When planning your next vacation, how willing would you be to:
• Let someone else decide where you go, what you would do when you got there, and for how long?
• Let that same person decide where you would spend the night, where you would eat, maybe even what you would eat?
Before you shout “Never!” consider that you actually would be among the millions of Americans who choose package tours. These trips come in a variety of do-it-for-me options, and degrees of comfort up to near-luxury.
The willingness by vacationers to trade some of their independence is so strong that the more than 150 member companies of the U.S. Tour Operators Association sold about 3.1-million packages in 2011 — when the recession still held many in its grip.
And uncounted numbers of those group tours took place in North America, not “overseas.”
Roughly 1 million of 2011’s package trips were sold by the 29 brands owned by holding company TravCorp. A 23-year veteran of the industry, Richard Launder, TravCorp.’s CEO, says that package tours — he prefers “guided vacations” or “escorted tours” — have been “very big for 60 years, coming out of World War II.”

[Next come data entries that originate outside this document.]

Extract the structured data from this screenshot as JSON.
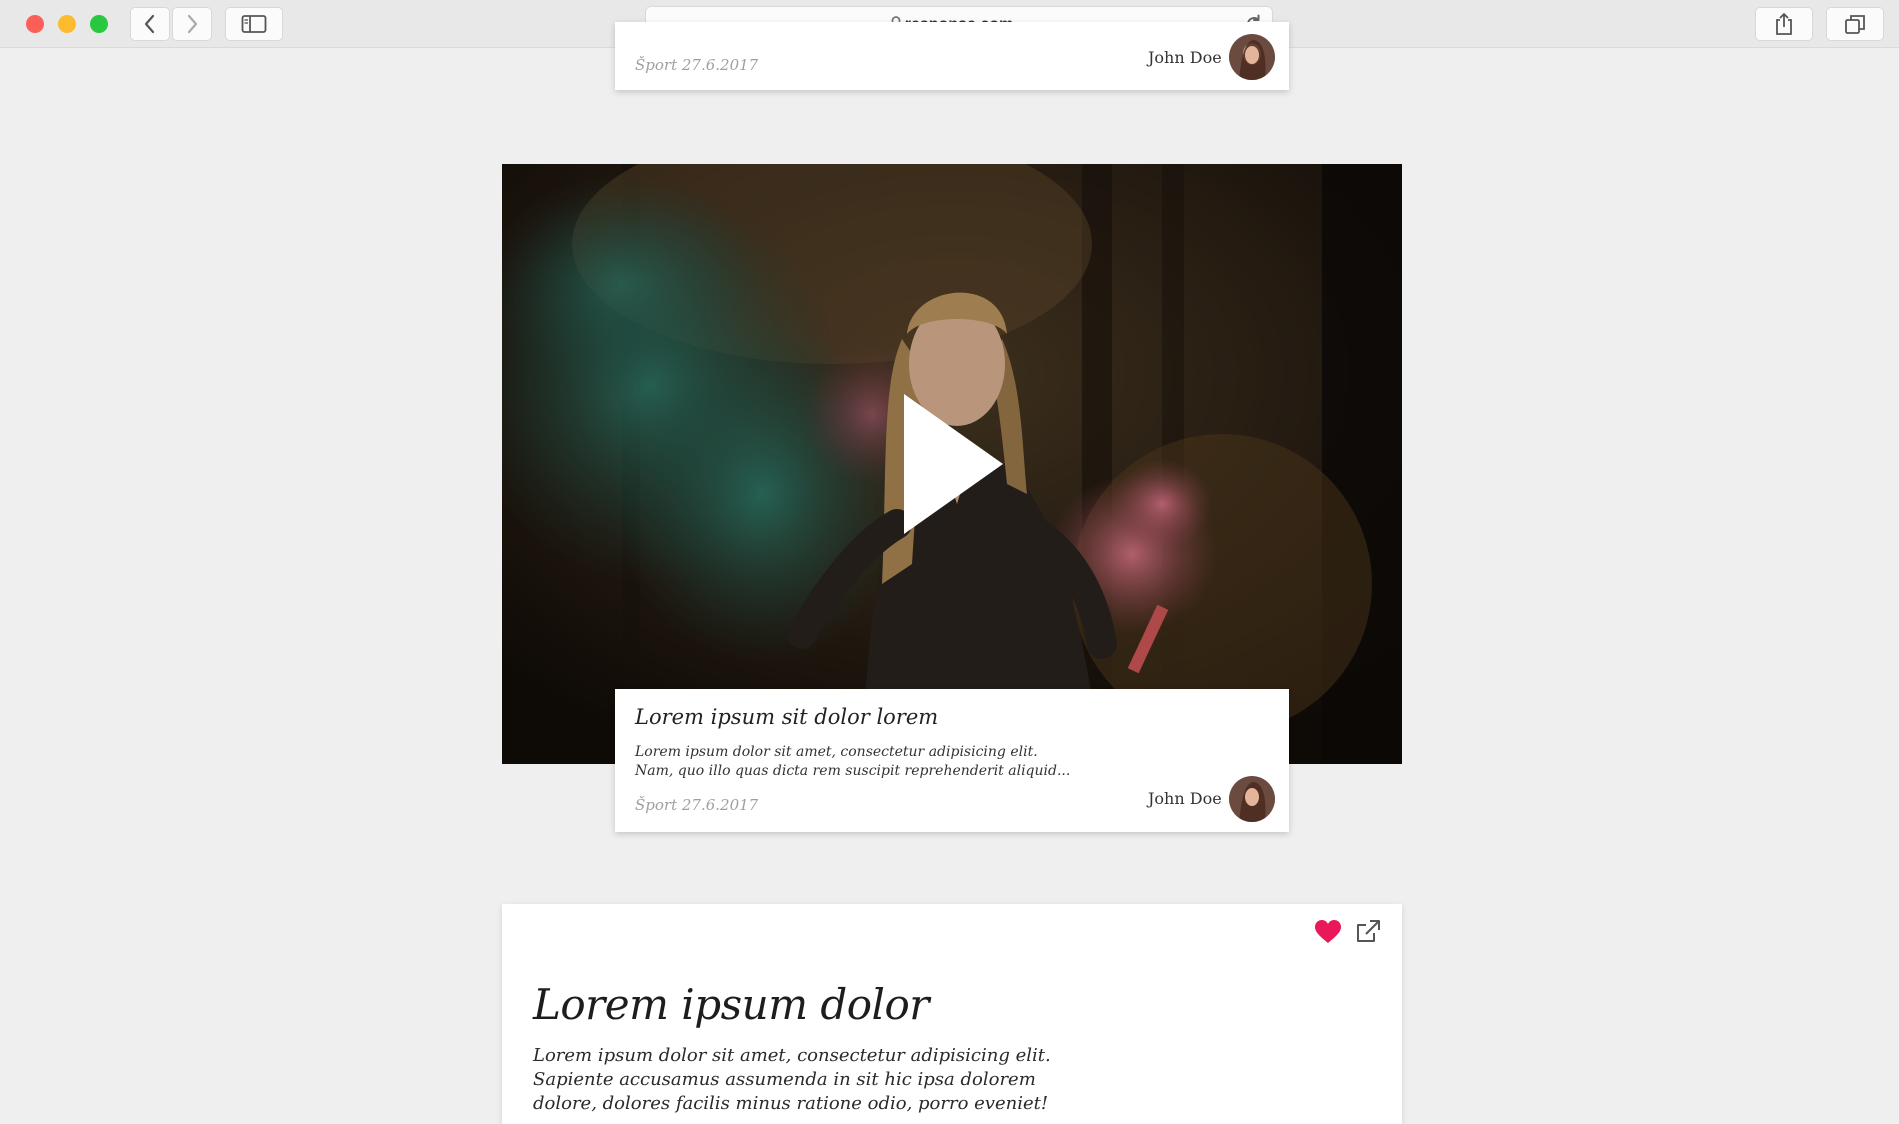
{
  "browser": {
    "url": "response.com",
    "buttons": [
      "back-icon",
      "forward-icon",
      "sidebar-icon",
      "share-icon",
      "tabs-icon",
      "reload-icon",
      "lock-icon"
    ]
  },
  "top_card": {
    "category_date": "Šport 27.6.2017",
    "author": "John Doe"
  },
  "video_card": {
    "title": "Lorem ipsum sit dolor lorem",
    "excerpt_line1": "Lorem ipsum dolor sit amet, consectetur adipisicing elit.",
    "excerpt_line2": "Nam, quo illo quas dicta rem suscipit reprehenderit aliquid...",
    "category_date": "Šport 27.6.2017",
    "author": "John Doe"
  },
  "article": {
    "title": "Lorem ipsum dolor",
    "body_line1": "Lorem ipsum dolor sit amet, consectetur adipisicing elit.",
    "body_line2": "Sapiente accusamus assumenda in sit hic ipsa dolorem",
    "body_line3": "dolore, dolores facilis minus ratione odio, porro eveniet!",
    "icons": [
      "heart-icon",
      "external-link-icon"
    ]
  },
  "colors": {
    "page_bg": "#efefef",
    "heart": "#e8185b"
  }
}
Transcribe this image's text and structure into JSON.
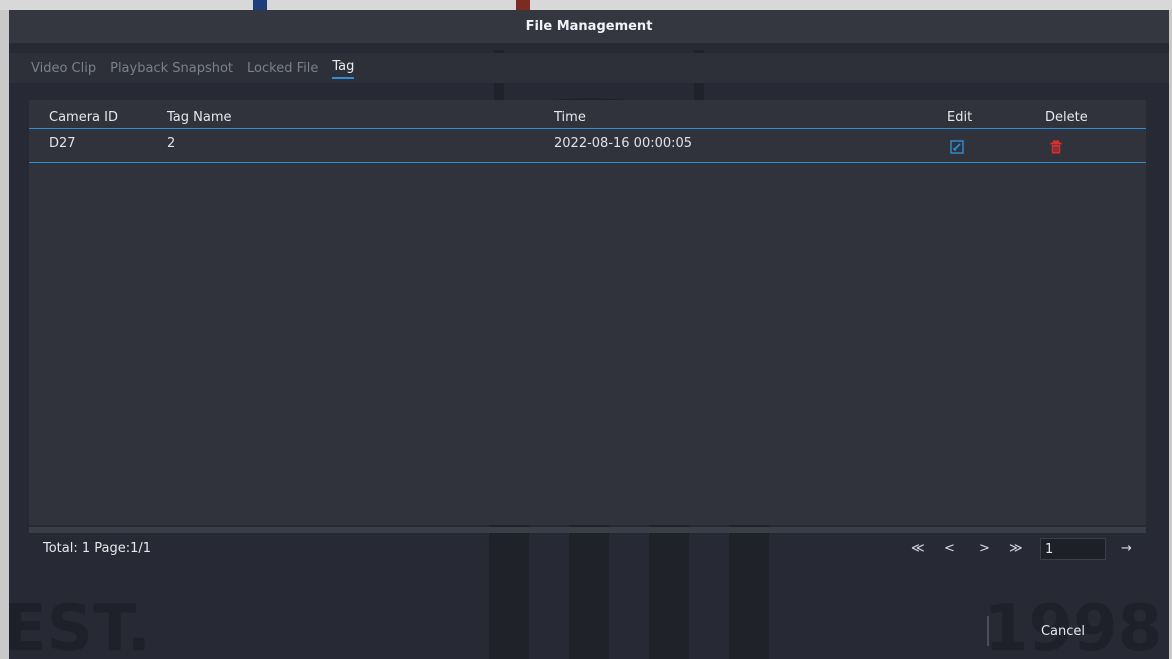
{
  "window": {
    "title": "File Management"
  },
  "tabs": [
    {
      "label": "Video Clip",
      "active": false
    },
    {
      "label": "Playback Snapshot",
      "active": false
    },
    {
      "label": "Locked File",
      "active": false
    },
    {
      "label": "Tag",
      "active": true
    }
  ],
  "table": {
    "headers": {
      "camera_id": "Camera ID",
      "tag_name": "Tag Name",
      "time": "Time",
      "edit": "Edit",
      "delete": "Delete"
    },
    "rows": [
      {
        "camera_id": "D27",
        "tag_name": "2",
        "time": "2022-08-16 00:00:05",
        "edit_icon": "edit-icon",
        "delete_icon": "trash-icon"
      }
    ]
  },
  "footer": {
    "total": "Total: 1  Page:1/1",
    "pager": {
      "first": "≪",
      "prev": "<",
      "next": ">",
      "last": "≫",
      "page_value": "1",
      "go": "→"
    },
    "cancel_label": "Cancel"
  },
  "watermark": {
    "est": "EST.",
    "year": "1998"
  },
  "colors": {
    "accent": "#2f8fd6",
    "delete": "#d9302b",
    "background": "#272a34"
  }
}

But, he cautions: “What we offered 30, 20, even 10 years ago has all changed. Our client base has gotten older — folks now are prepared to travel more, at an older age, than they were 20 years ago.
“And the middle class recognizes the value of educating the family beyond just the U.S.”
Another trend Launder noted during an interview from his California office is the graying of America.
“Boomers have certainly changed their expectations of what they want when they travel. They think they are younger than they really are — and they act like it … Boomers are very much interested in local immersion, the experiential — they want to do more, maybe see less.
“More often it’s not the landmark that ranks as the top memory, it’s meeting the locals, trying local specialties: crafts, food or drinks.” These travelers, he said, want to go “outside the comfort of the motorcoach, to touch and taste the real experience.”
Consequently, there are a multitude of themed tours: food and wine, history, birding, art and handicrafts, learning to cook, one-city or regional trips and more.
It was a history-themed U.S. trip, “Southern Elegance,” offered by Insight Tours that I recently chose.
The basic seven-night, six-day trip began with a get-together and light buffet dinner in an Atlanta hotel, with breakfast the next morning at 6:30. The 23 of us were aboard our inter-city bus for the 8 a.m. venture into morning rush hour.
During this week, we were each given the bus’ microphone to introduce ourselves. Within a couple of days of casual trials, we had figured out whom we wanted to sit with during the few group meals.
We also considered whom we might want to stroll around with during the “free time” we got on several days. Quickly, the group broke into a few small cliques, but some married couples simply stayed to themselves. And everyone was free to skip pre-paid group meals and buy meals on their own.
We spent nights in Asheville, Charleston, Savannah, and Jekyll Island, Ga. Six of us opted to continue the tour by flying to New Orleans for three nights.